Georgia O’Keeffe is one of the most significant and intriguing artists of the twentieth century, known internationally for her boldly innovative art. Her distinct flowers, dramatic cityscapes, glowing landscapes, and images of bones against the stark desert sky are iconic and original contributions to American Modernism.

Georgia O'Keeffe was born in 1887 on a farm in Wisconsin. As a child, O'Keeffe developed an early interest in becoming an artist, which her mother encouraged by arranging lessons with a local artist. After high school, O'Keeffe attended the Art Institute of Chicago. She ranked at the top of her class. At age 20, she traveled to New York City to continue her art studies and begin her career.
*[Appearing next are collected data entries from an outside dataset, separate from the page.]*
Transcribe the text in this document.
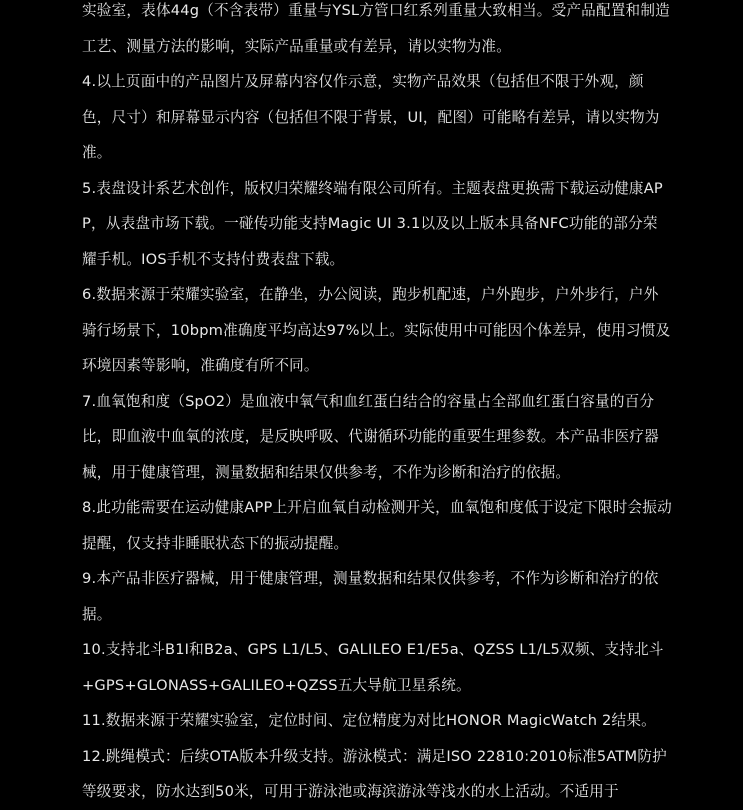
实验室，表体44g（不含表带）重量与YSL方管口红系列重量大致相当。受产品配置和制造工艺、测量方法的影响，实际产品重量或有差异，请以实物为准。

4.以上页面中的产品图片及屏幕内容仅作示意，实物产品效果（包括但不限于外观，颜色，尺寸）和屏幕显示内容（包括但不限于背景，UI，配图）可能略有差异，请以实物为准。

5.表盘设计系艺术创作，版权归荣耀终端有限公司所有。主题表盘更换需下载运动健康APP，从表盘市场下载。一碰传功能支持Magic UI 3.1以及以上版本具备NFC功能的部分荣耀手机。IOS手机不支持付费表盘下载。

6.数据来源于荣耀实验室，在静坐，办公阅读，跑步机配速，户外跑步，户外步行，户外骑行场景下，10bpm准确度平均高达97%以上。实际使用中可能因个体差异，使用习惯及环境因素等影响，准确度有所不同。

7.血氧饱和度（SpO2）是血液中氧气和血红蛋白结合的容量占全部血红蛋白容量的百分比，即血液中血氧的浓度，是反映呼吸、代谢循环功能的重要生理参数。本产品非医疗器械，用于健康管理，测量数据和结果仅供参考，不作为诊断和治疗的依据。

8.此功能需要在运动健康APP上开启血氧自动检测开关，血氧饱和度低于设定下限时会振动提醒，仅支持非睡眠状态下的振动提醒。

9.本产品非医疗器械，用于健康管理，测量数据和结果仅供参考，不作为诊断和治疗的依据。

10.支持北斗B1I和B2a、GPS L1/L5、GALILEO E1/E5a、QZSS L1/L5双频、支持北斗+GPS+GLONASS+GALILEO+QZSS五大导航卫星系统。

11.数据来源于荣耀实验室，定位时间、定位精度为对比HONOR MagicWatch 2结果。

12.跳绳模式：后续OTA版本升级支持。游泳模式：满足ISO 22810:2010标准5ATM防护等级要求，防水达到50米，可用于游泳池或海滨游泳等浅水的水上活动。不适用于
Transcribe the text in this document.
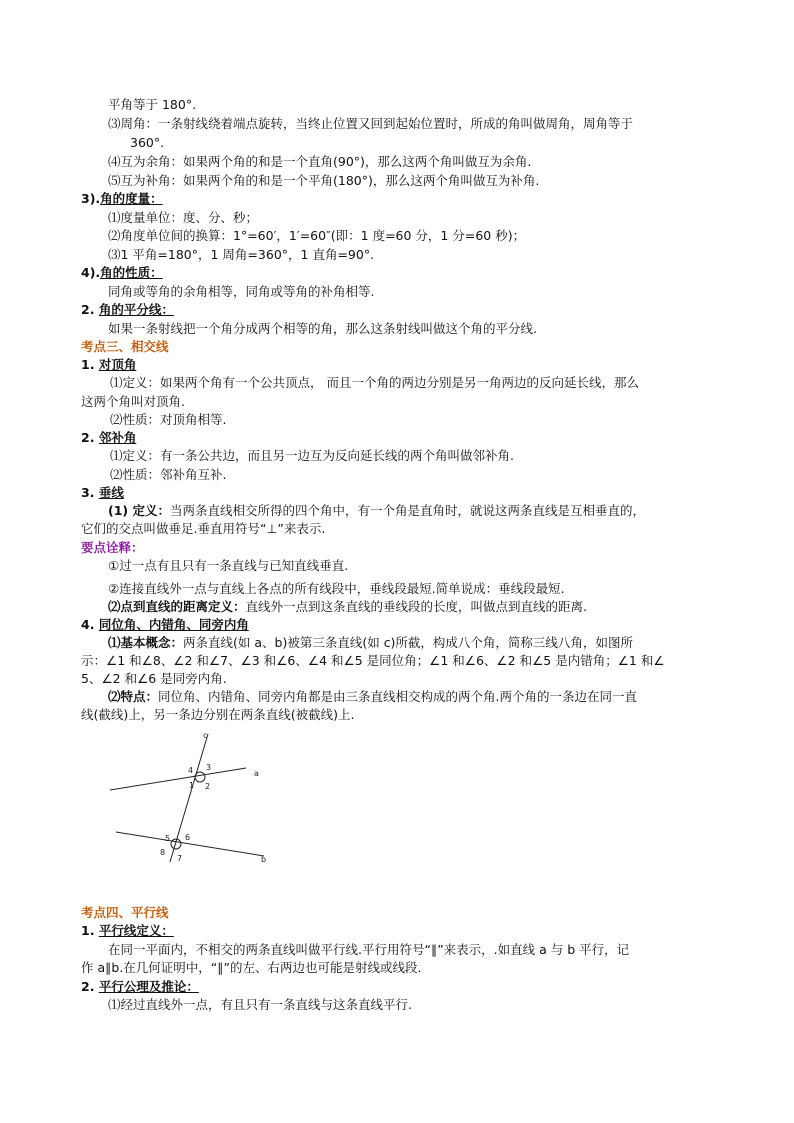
平角等于 180°.
⑶周角：一条射线绕着端点旋转，当终止位置又回到起始位置时，所成的角叫做周角，周角等于
360°.
⑷互为余角：如果两个角的和是一个直角(90°)，那么这两个角叫做互为余角.
⑸互为补角：如果两个角的和是一个平角(180°)，那么这两个角叫做互为补角.
3).角的度量：
⑴度量单位：度、分、秒；
⑵角度单位间的换算：1°=60′，1′=60″(即：1 度=60 分，1 分=60 秒)；
⑶1 平角=180°，1 周角=360°，1 直角=90°.
4).角的性质：
同角或等角的余角相等，同角或等角的补角相等.
2. 角的平分线：
如果一条射线把一个角分成两个相等的角，那么这条射线叫做这个角的平分线.
考点三、相交线
1. 对顶角
⑴定义：如果两个角有一个公共顶点， 而且一个角的两边分别是另一角两边的反向延长线，那么
这两个角叫对顶角.
⑵性质：对顶角相等.
2. 邻补角
⑴定义：有一条公共边，而且另一边互为反向延长线的两个角叫做邻补角.
⑵性质：邻补角互补.
3. 垂线
(1) 定义：当两条直线相交所得的四个角中，有一个角是直角时，就说这两条直线是互相垂直的，
它们的交点叫做垂足.垂直用符号“⊥”来表示.
要点诠释：
①过一点有且只有一条直线与已知直线垂直.
②连接直线外一点与直线上各点的所有线段中，垂线段最短.简单说成：垂线段最短.
⑵点到直线的距离定义：直线外一点到这条直线的垂线段的长度，叫做点到直线的距离.
4. 同位角、内错角、同旁内角
⑴基本概念：两条直线(如 a、b)被第三条直线(如 c)所截，构成八个角，简称三线八角，如图所
示：∠1 和∠8、∠2 和∠7、∠3 和∠6、∠4 和∠5 是同位角；∠1 和∠6、∠2 和∠5 是内错角；∠1 和∠
5、∠2 和∠6 是同旁内角.
⑵特点：同位角、内错角、同旁内角都是由三条直线相交构成的两个角.两个角的一条边在同一直
线(截线)上，另一条边分别在两条直线(被截线)上.
c
a
b
4 3
1 2
5 6
8
7
考点四、平行线
1. 平行线定义：
在同一平面内，不相交的两条直线叫做平行线.平行用符号“∥”来表示，.如直线 a 与 b 平行，记
作 a∥b.在几何证明中，“∥”的左、右两边也可能是射线或线段.
2. 平行公理及推论：
⑴经过直线外一点，有且只有一条直线与这条直线平行.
By age 42, O'Keeffe began to spend part of nearly every year in New Mexico. Known as a loner, she explored the land she loved often in her Ford Model A, which she purchased and learned to drive and later used it as a studio. She would remove the driver's seat. Then she would unbolt the passenger side, and turn it around to face the back seat. She would then lay the canvas on the back seat as an easel and paint. Painting inside the car allowed her to stay out of the hot sun where she completed some of her best works.

In 1973, she hired John Bruce Hamilton as a live-in assistant and he helped her write her autobiography. She died in 1986 at the age of 98. The Georgia O'Keeffe Museum in Santa Fe stands as a living monument to this American visionary.